When a couple divorces in Utah, either party may make a request to the court for alimony. Alimony, which is sometimes referred to as spousal support, is the court-ordered amount that one party pays to the other party as a result of a divorce.
Generally, the court will consider the financial status and needs of the person who would receive alimony. This includes the recipient’s current sources of income, debts, employment history, and ability to work.
The court will also review the paying spouse’s ability to provide financial support, as well as the paying spouse’s debts, whether there are minor children to support, and whether the receiving spouse contributed to paying or otherwise supporting the payor’s education.
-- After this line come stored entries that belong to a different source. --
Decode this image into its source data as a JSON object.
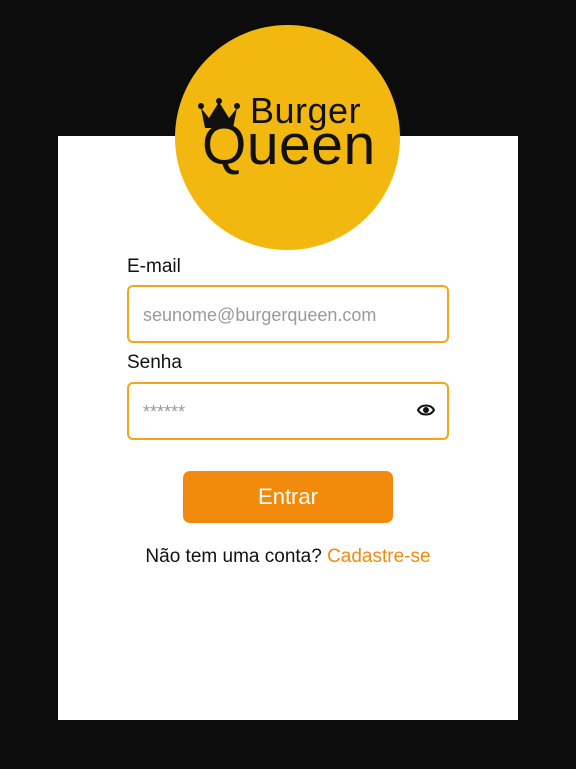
{
  "brand": {
    "line1": "Burger",
    "line2": "Queen",
    "icon": "crown-icon"
  },
  "form": {
    "email": {
      "label": "E-mail",
      "placeholder": "seunome@burgerqueen.com"
    },
    "password": {
      "label": "Senha",
      "placeholder": "******",
      "toggle_icon": "eye-icon"
    },
    "submit_label": "Entrar",
    "signup_prompt": "Não tem uma conta?",
    "signup_link": "Cadastre-se"
  },
  "colors": {
    "accent": "#f28b0c",
    "logo_bg": "#f3b80f",
    "border": "#f3a51d",
    "background": "#0c0c0c"
  }
}
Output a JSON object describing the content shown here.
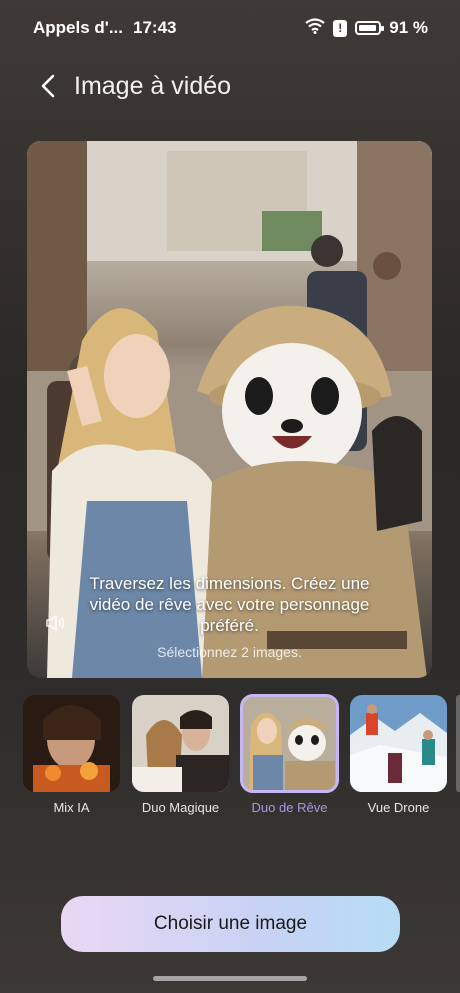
{
  "status": {
    "carrier": "Appels d'...",
    "time": "17:43",
    "battery": "91 %",
    "battery_level": 0.91
  },
  "header": {
    "title": "Image à vidéo"
  },
  "preview": {
    "caption": "Traversez les dimensions. Créez une vidéo de rêve avec votre personnage préféré.",
    "hint": "Sélectionnez 2 images."
  },
  "templates": [
    {
      "label": "Mix IA",
      "selected": false
    },
    {
      "label": "Duo Magique",
      "selected": false
    },
    {
      "label": "Duo de Rêve",
      "selected": true
    },
    {
      "label": "Vue Drone",
      "selected": false
    }
  ],
  "actions": {
    "choose_label": "Choisir une image"
  },
  "colors": {
    "accent": "#a996e8",
    "button_start": "#ead7f4",
    "button_end": "#b6dcf5"
  }
}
In addition to these factors, the court may review the parties’ standard of living during the marriage when determining whether to award alimony.
In Utah, alimony is not generally ordered for longer than the length of the marriage.
Changing and ending alimony
Either party can petition the court to modify alimony obligations if there has been a substantial change in circumstances that was not foreseeable at the time of the divorce.
For example, if the recipient cohabitates with another person after the alimony order is issued, the alimony may terminate. In this situation, the paying party must prove the cohabitation to the court before they can stop making the alimony payments. Additionally, alimony automatically terminates if the recipient remarries or passes away.
If a party does not pay the court-ordered alimony, the recipient can file a motion with the court to enforce the order. In both of these situations, an experienced family law attorney can answer questions about alimony, guide you through the appropriate court processes, and provide representation.